The franchised wide receiver will earn $9.515 million this season, and has no contract beyond after he and the team weren’t able to complete a long-term deal before the NFL’s July 16 deadline.
But for the record-setting receiver who still sees himself as the underdog, not knowing what his playing future holds beyond February isn’t going to change a thing.
“I approach it like any other year, going out there and trying to help my team win games. That’s the bottom line for me, and that’s where my focus is. Whatever my role is just going out there and really helping the team win,” Welker said.
When he signed his franchise tender in May, so that he could take part in organized team activities and minicamp — and, it could be theorized, to show that he was still an asset despite the suddenly receiver-heavy roster — Welker tweeted that it was a “leap of faith.”
Many believed committing to the tag so early in the process weakened Welker’s leverage.
Yet he is not disappointed that his leap of faith was not rewarded.
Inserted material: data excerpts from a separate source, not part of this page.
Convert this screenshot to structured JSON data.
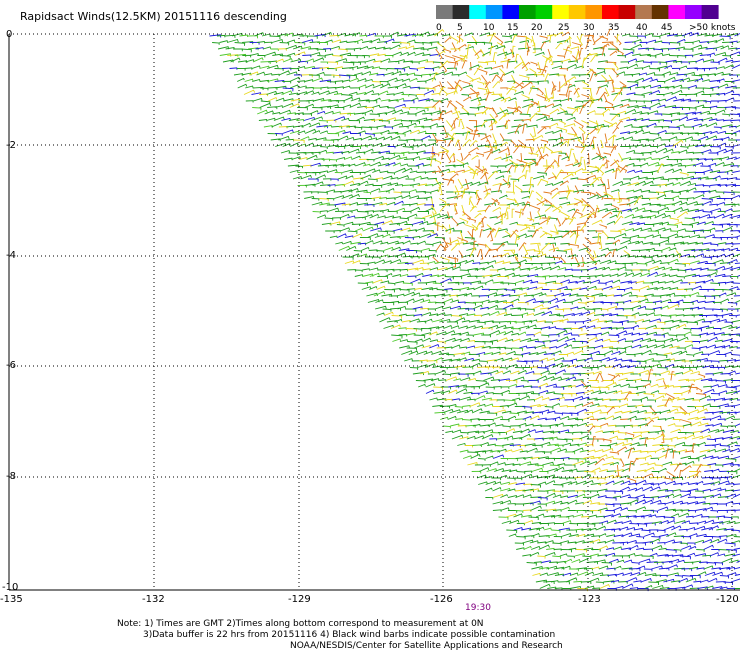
{
  "title": "Rapidsact Winds(12.5KM) 20151116 descending",
  "legend": {
    "labels": [
      "0",
      "5",
      "10",
      "15",
      "20",
      "25",
      "30",
      "35",
      "40",
      "45",
      ">50 knots"
    ],
    "colors": [
      "#7a7a7a",
      "#2b2b2b",
      "#00ffff",
      "#0096ff",
      "#0000ff",
      "#00a000",
      "#00d000",
      "#ffff00",
      "#ffc800",
      "#ff9600",
      "#ff0000",
      "#c80000",
      "#b47850",
      "#643200",
      "#ff00ff",
      "#9600ff",
      "#500090"
    ]
  },
  "axes": {
    "lon_ticks": [
      "-135",
      "-132",
      "-129",
      "-126",
      "-123",
      "-120"
    ],
    "lat_ticks": [
      "0",
      "-2",
      "-4",
      "-6",
      "-8",
      "-10"
    ]
  },
  "swath_time": "19:30",
  "notes": {
    "line1": "Note: 1) Times are GMT 2)Times along bottom correspond to measurement at 0N",
    "line2": "3)Data buffer is 22 hrs from 20151116 4) Black wind barbs indicate possible contamination",
    "line3": "NOAA/NESDIS/Center for Satellite Applications and Research"
  },
  "colors": {
    "grid": "#000000",
    "time_text": "#800080",
    "barb_blue": "#1a1adc",
    "barb_green": "#1e9e1e",
    "barb_lightgreen": "#4cc82a",
    "barb_yellow": "#e8d820",
    "barb_orange": "#e07a1a"
  }
}
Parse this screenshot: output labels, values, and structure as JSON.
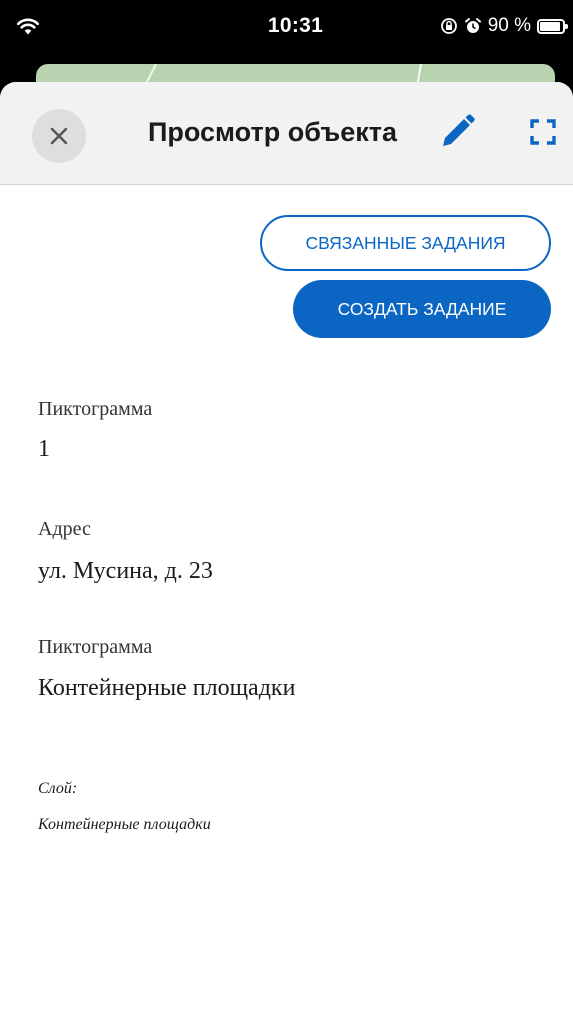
{
  "status_bar": {
    "time": "10:31",
    "battery_percent": "90 %",
    "battery_level": 0.9,
    "icons": [
      "wifi-icon",
      "orientation-lock-icon",
      "alarm-icon",
      "battery-icon"
    ]
  },
  "header": {
    "title": "Просмотр объекта",
    "icons": [
      "close-icon",
      "pencil-icon",
      "fullscreen-icon"
    ]
  },
  "actions": {
    "related_tasks": "СВЯЗАННЫЕ ЗАДАНИЯ",
    "create_task": "СОЗДАТЬ ЗАДАНИЕ"
  },
  "fields": [
    {
      "label": "Пиктограмма",
      "value": "1"
    },
    {
      "label": "Адрес",
      "value": "ул. Мусина, д. 23"
    },
    {
      "label": "Пиктограмма",
      "value": "Контейнерные площадки"
    }
  ],
  "layer": {
    "label": "Слой:",
    "value": "Контейнерные площадки"
  },
  "colors": {
    "accent": "#0a66c2",
    "header_bg": "#f2f2f2",
    "map_green": "#b9d3b0"
  }
}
“Not at all. Everyone tried. I tried, they tried, and it just didn’t work out,’’ said Welker. “It’s in the past, and we’ve moved on to this season, which we expect to be a good one. We’re working towards it, and working hard to have a great season this year.”
He also isn’t taking it personally.
“I understand the business side of it,’’ said Welker. “I’m not worried about it, really. I’m excited about this year. I’m excited about what we can do as a team.’’
Though he’s playing on a one-year deal and in a position where he has to show he still has it at 31, Welker also played last season essentially on a one-year deal, the final of the five-year pact he signed when he came to New England in 2007.
Lest we forget, this is also a player who came into the NFL undrafted despite a standout career at Texas Tech, and was only offered a scholarship to play for the Red Raiders after another player backed out of his commitment.
So any idea that he has to prove it is nothing new to Welker.
“You have to prove it every year,” he said. “There is no year where you don’t need to prove it, so it’s like any other year. The contract and everything else is out of my mind, and it’s really just going out there and focusing on playing good ball.”
And even if he’s franchised again for 2013, Welker said he won’t be bothered by it, calling it “a great situation. I’m not too worried about that.”
With good reason. If he is franchised again next year, his salary will be equal to 120 percent of this year’s salary. That’s a tidy sum of $11.418 million.
Welker had 122 catches for a career-high 1,569 yards last year, a big part of New England’s high-powered offense. But with the signings of Brandon Lloyd and Jabar Gaffney to add to Welker, Rob Gronkowski, and Aaron Hernandez, the Patriots could be even better.
“We have a lot of good players on our team, and everyone really working together and understanding that we all work off each other and the more guys we have out there doing the right thing the better off we’re going to be as an offense,” Welker said. “It’s exciting to see, and we still have a lot of work ahead of us and we look forward to it.”
The Super Bowl was nearly six months ago, and the Patriots had offseason workouts and camps before getting a few weeks off before training camp.
It seemed like a short break for Welker.
“It’s good to be back. It seems like just yesterday we were still playing, and we’re already back. It’s kind of crazy,” he said. “You’re kind of thinking, ‘I can’t believe we’re already back.’ You get out here and you go against the defense and it’s just exciting. You get out here with your teammates and getting better and getting ready for the new season.
“[There are] a lot of high expectations, and we’re looking forward to trying to get better and trying to get better as a team and trying to put a good product out there on the field.”